At first glance, it seems that Spike Jonze’s movie Her is about technology because it involves computer coding and takes place in the future. But in reality, it’s not about virtual reality but actually about people and the complexity of human relationships. It’s about a future where technology is more people-centric and made to keep us connected to others instead of objects—where technology is less intrusive, less demanding, and more natural than novelty. And that appears to be the path that technology is taking, which is why UI designers should see the film to see the future. Wired.com examined the movie to explain why life should imitate art.
Since one of the characters is comprised completely of code, Mr. Jonze and his team had to think like designers. They had to focus on the user experience to make technology feel less technical and more personal. Their goal was to make technology fade into the background and provide a service instead of status.
In the movie, it’s hard not to notice how that the lead character’s home seems low tech for the times. Rather than filling the house with sleek digital screens and the latest gadgets, Mr. Jonze strives to show how technology has evolved into understated utility. It’s more about the purpose than the product, with function more important than fancy. The same is seen with smartphones in the film, where the phones don’t need to flaunt their features but instead seamlessly integrate into people’s lives.
A key point of interest is the user interface in Her, since the lead actor talks instead of types. He uses voice control rather than keyboards, which corresponds with the concept of less-intrusive technology. It shows a future that frees us from screens and systems so we can live in the world instead of on the Web. And when the lead actor wants to be online, he simply pops in an earplug, which introduces the idea of an audio-based interface as the future of connectivity. In fact, voice-based UI is already a trend, thanks to iPhone’s Siri and Android Voice Command. It puts everything at your fingertips without having to lift a finger.
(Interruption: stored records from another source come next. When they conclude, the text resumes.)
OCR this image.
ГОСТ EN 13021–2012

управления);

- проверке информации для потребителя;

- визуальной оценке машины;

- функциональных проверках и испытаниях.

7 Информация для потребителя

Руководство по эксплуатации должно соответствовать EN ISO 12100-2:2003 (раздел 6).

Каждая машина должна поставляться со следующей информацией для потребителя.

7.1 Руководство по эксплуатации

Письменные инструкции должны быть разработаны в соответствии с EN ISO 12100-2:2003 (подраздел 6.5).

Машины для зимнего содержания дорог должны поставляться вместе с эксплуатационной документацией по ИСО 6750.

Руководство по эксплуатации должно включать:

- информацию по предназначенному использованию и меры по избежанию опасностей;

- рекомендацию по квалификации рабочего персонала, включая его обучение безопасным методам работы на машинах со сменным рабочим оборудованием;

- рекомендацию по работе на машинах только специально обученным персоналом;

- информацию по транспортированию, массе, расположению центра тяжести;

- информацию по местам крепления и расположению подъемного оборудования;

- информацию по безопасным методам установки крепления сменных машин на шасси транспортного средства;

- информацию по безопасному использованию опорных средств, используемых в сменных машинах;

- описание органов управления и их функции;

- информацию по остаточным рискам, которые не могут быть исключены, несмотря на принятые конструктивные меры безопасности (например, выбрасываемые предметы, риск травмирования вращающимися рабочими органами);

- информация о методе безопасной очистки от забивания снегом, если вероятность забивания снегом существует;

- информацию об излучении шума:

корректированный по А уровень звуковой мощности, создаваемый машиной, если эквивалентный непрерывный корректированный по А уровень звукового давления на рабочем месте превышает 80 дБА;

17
Perhaps the primary lesson from Her is how artificial intelligence has evolved to become so real. The film’s romantic relationship seems authentic, yet one side is simply software. But the future’s AI is so advanced that it’s tough to tell fact from fake.
“Anytime you’re dealing with trying to interact with a human, you have to think of humans as operating systems. Very advanced operating systems. Your highest goal is to try to emulate them,” said Her production designer KK Barrett. “You don’t want a machine that’s always telling you the answer. You want one that approaches you like, ‘let’s solve this together.’”
The movie reveals that the greatest asset of AI may be its flexibility in terms of personality. It can systematically sense what a person needs and provide it at a moment’s notice. It’s intuitive, integrated, and improves the user’s life with little flash or fanfare.
And that’s how Her foresees the future of technology—as design being about discretion, rather than distraction.